Nampeyo’s paternal grandmother was a well-known potter from Walpi, and since her father often took her there, Nampeyo learned to make and especially to decorate pottery from her grandmoth­er. By the time of Nampeyo’s second marriage in 1881 to a Hopi man from Walpi named Lesou, she was already known as a good pottery designer using the “old Hopi” designs of that village (Nequatewa 1943).

Map of Arizona with inset showing three mesas, four cities labeled on the first mesa.
Figure 2. The Hopi area in northeastern Arizona.

As a young woman Nampeyo met and became familiar with white people. She kept house for her brother, Tom Polacca, who supplied food and lodging for the 1875 Hayden Survey (Frisbie 1973:243). White people found her immediately intriguing. Struck by her beauty, William Henry Jackson, a member of the Survey, photographed her and created an image that became a popular representation of pueblo “maidens” (Fig. 1). This was the first of many photographs of Nampeyo taken by famous photographers and widely circulated to a public increasingly eager to acquire images and products of “ancient America.”

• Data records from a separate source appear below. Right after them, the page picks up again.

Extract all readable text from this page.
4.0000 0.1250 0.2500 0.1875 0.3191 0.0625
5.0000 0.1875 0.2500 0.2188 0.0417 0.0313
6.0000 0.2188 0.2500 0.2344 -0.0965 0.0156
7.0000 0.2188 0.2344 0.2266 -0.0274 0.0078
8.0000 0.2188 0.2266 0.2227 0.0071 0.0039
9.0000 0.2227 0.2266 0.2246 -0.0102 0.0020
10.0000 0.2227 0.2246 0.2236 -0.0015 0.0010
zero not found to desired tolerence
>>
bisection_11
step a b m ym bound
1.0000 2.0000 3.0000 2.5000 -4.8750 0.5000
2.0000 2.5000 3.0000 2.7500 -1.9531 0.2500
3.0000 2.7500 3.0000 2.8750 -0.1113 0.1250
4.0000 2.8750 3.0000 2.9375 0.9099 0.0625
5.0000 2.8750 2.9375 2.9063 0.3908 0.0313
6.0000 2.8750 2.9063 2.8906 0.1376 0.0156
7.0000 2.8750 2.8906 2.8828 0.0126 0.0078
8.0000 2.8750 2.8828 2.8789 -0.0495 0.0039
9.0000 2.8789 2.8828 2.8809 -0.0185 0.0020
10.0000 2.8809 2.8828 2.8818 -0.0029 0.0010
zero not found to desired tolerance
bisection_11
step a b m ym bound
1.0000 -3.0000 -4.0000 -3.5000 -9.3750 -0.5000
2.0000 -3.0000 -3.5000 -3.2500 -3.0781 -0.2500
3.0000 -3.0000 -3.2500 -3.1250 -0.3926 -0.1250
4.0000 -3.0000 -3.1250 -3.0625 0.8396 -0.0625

In 1875 Thomas Keam opened the first trading post to serve the villages of First Mesa. Keam had a particular interest in pottery. He and his assistant, Alexander Stephen, explored local ruins and removed pots from them, especially from the ruin of Silcyatki where notable 15th and 16th century polychrome vessels were found (Figs. 4, 5). Before 1890, Keam commissioned some First Mesa potters to make reproductions of Sikyatki vessels (Fig. 6; Wade and McChesney 1981:455). By 1895, Jesse Walter Fewkes was formally excavating the site for the Smithsonian Institution, employing Nampeyo’s husband, Lesou, among other local men.

Through her associations with Keam and Fewkes, Nampeyo had both direct access to designs on pottery recovered from Silcyatki and encouragement to use them. She readily adopted the style because, according to Fewkes, she “found a better market for ancient than modern ware” (Stacey 1974a:37). Nampeyo instructed other Hano women in the new style; nevertheless, her work surpass­ed theirs. Walpi women were critical of Nampeyo and those she taught (Nequatewa 1943:89), a point to which I will return.

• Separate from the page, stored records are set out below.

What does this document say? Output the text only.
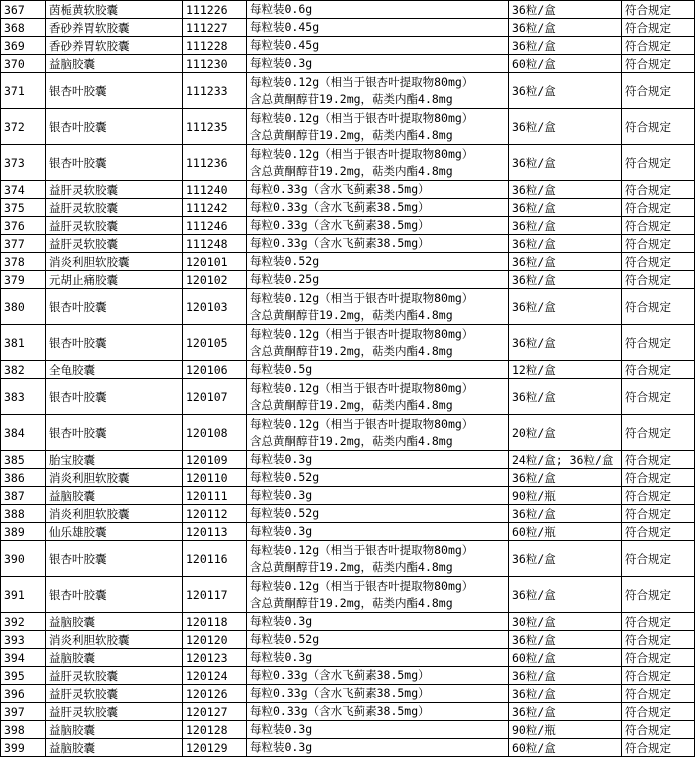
367	茵栀黄软胶囊	111226	每粒装0.6g	36粒/盒	符合规定
368	香砂养胃软胶囊	111227	每粒装0.45g	36粒/盒	符合规定
369	香砂养胃软胶囊	111228	每粒装0.45g	36粒/盒	符合规定
370	益脑胶囊	111230	每粒装0.3g	60粒/盒	符合规定
371	银杏叶胶囊	111233	每粒装0.12g（相当于银杏叶提取物80mg）
含总黄酮醇苷19.2mg，萜类内酯4.8mg	36粒/盒	符合规定
372	银杏叶胶囊	111235	每粒装0.12g（相当于银杏叶提取物80mg）
含总黄酮醇苷19.2mg，萜类内酯4.8mg	36粒/盒	符合规定
373	银杏叶胶囊	111236	每粒装0.12g（相当于银杏叶提取物80mg）
含总黄酮醇苷19.2mg，萜类内酯4.8mg	36粒/盒	符合规定
374	益肝灵软胶囊	111240	每粒0.33g（含水飞蓟素38.5mg）	36粒/盒	符合规定
375	益肝灵软胶囊	111242	每粒0.33g（含水飞蓟素38.5mg）	36粒/盒	符合规定
376	益肝灵软胶囊	111246	每粒0.33g（含水飞蓟素38.5mg）	36粒/盒	符合规定
377	益肝灵软胶囊	111248	每粒0.33g（含水飞蓟素38.5mg）	36粒/盒	符合规定
378	消炎利胆软胶囊	120101	每粒装0.52g	36粒/盒	符合规定
379	元胡止痛胶囊	120102	每粒装0.25g	36粒/盒	符合规定
380	银杏叶胶囊	120103	每粒装0.12g（相当于银杏叶提取物80mg）
含总黄酮醇苷19.2mg，萜类内酯4.8mg	36粒/盒	符合规定
381	银杏叶胶囊	120105	每粒装0.12g（相当于银杏叶提取物80mg）
含总黄酮醇苷19.2mg，萜类内酯4.8mg	36粒/盒	符合规定
382	全龟胶囊	120106	每粒装0.5g	12粒/盒	符合规定
383	银杏叶胶囊	120107	每粒装0.12g（相当于银杏叶提取物80mg）
含总黄酮醇苷19.2mg，萜类内酯4.8mg	36粒/盒	符合规定
384	银杏叶胶囊	120108	每粒装0.12g（相当于银杏叶提取物80mg）
含总黄酮醇苷19.2mg，萜类内酯4.8mg	20粒/盒	符合规定
385	胎宝胶囊	120109	每粒装0.3g	24粒/盒; 36粒/盒	符合规定
386	消炎利胆软胶囊	120110	每粒装0.52g	36粒/盒	符合规定
387	益脑胶囊	120111	每粒装0.3g	90粒/瓶	符合规定
388	消炎利胆软胶囊	120112	每粒装0.52g	36粒/盒	符合规定
389	仙乐雄胶囊	120113	每粒装0.3g	60粒/瓶	符合规定
390	银杏叶胶囊	120116	每粒装0.12g（相当于银杏叶提取物80mg）
含总黄酮醇苷19.2mg，萜类内酯4.8mg	36粒/盒	符合规定
391	银杏叶胶囊	120117	每粒装0.12g（相当于银杏叶提取物80mg）
含总黄酮醇苷19.2mg，萜类内酯4.8mg	36粒/盒	符合规定
392	益脑胶囊	120118	每粒装0.3g	30粒/盒	符合规定
393	消炎利胆软胶囊	120120	每粒装0.52g	36粒/盒	符合规定
394	益脑胶囊	120123	每粒装0.3g	60粒/盒	符合规定
395	益肝灵软胶囊	120124	每粒0.33g（含水飞蓟素38.5mg）	36粒/盒	符合规定
396	益肝灵软胶囊	120126	每粒0.33g（含水飞蓟素38.5mg）	36粒/盒	符合规定
397	益肝灵软胶囊	120127	每粒0.33g（含水飞蓟素38.5mg）	36粒/盒	符合规定
398	益脑胶囊	120128	每粒装0.3g	90粒/瓶	符合规定
399	益脑胶囊	120129	每粒装0.3g	60粒/盒	符合规定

Jar with designs, birds painted around the rim.
Figure 3. Polacca polychrome jar, Style C. This style of painting shows design influence from the pueblo of Zuni, where Hopis migrated on several occasions due to drought, famine, and epidemics in their villages during the 19th century. Polacca polychrome was prevalent at First Mesa throughout the century. Beginning in the 1880s, the trader Thomas Keam commissioned potters to reproduce designs found on “ancient wares” recovered from ruins. The Polacca decorative style was gradually replaced by the Sikyatki Revival style in the 20th century.
Courtesy Peabody Museum of Archaeology and Ethnology, Harvard University; cat. mo. 43-39-10/25890, neg. no. N31355. Photograph by Hillel Burger. Ht. 22.0cm, Dia.27.0cm.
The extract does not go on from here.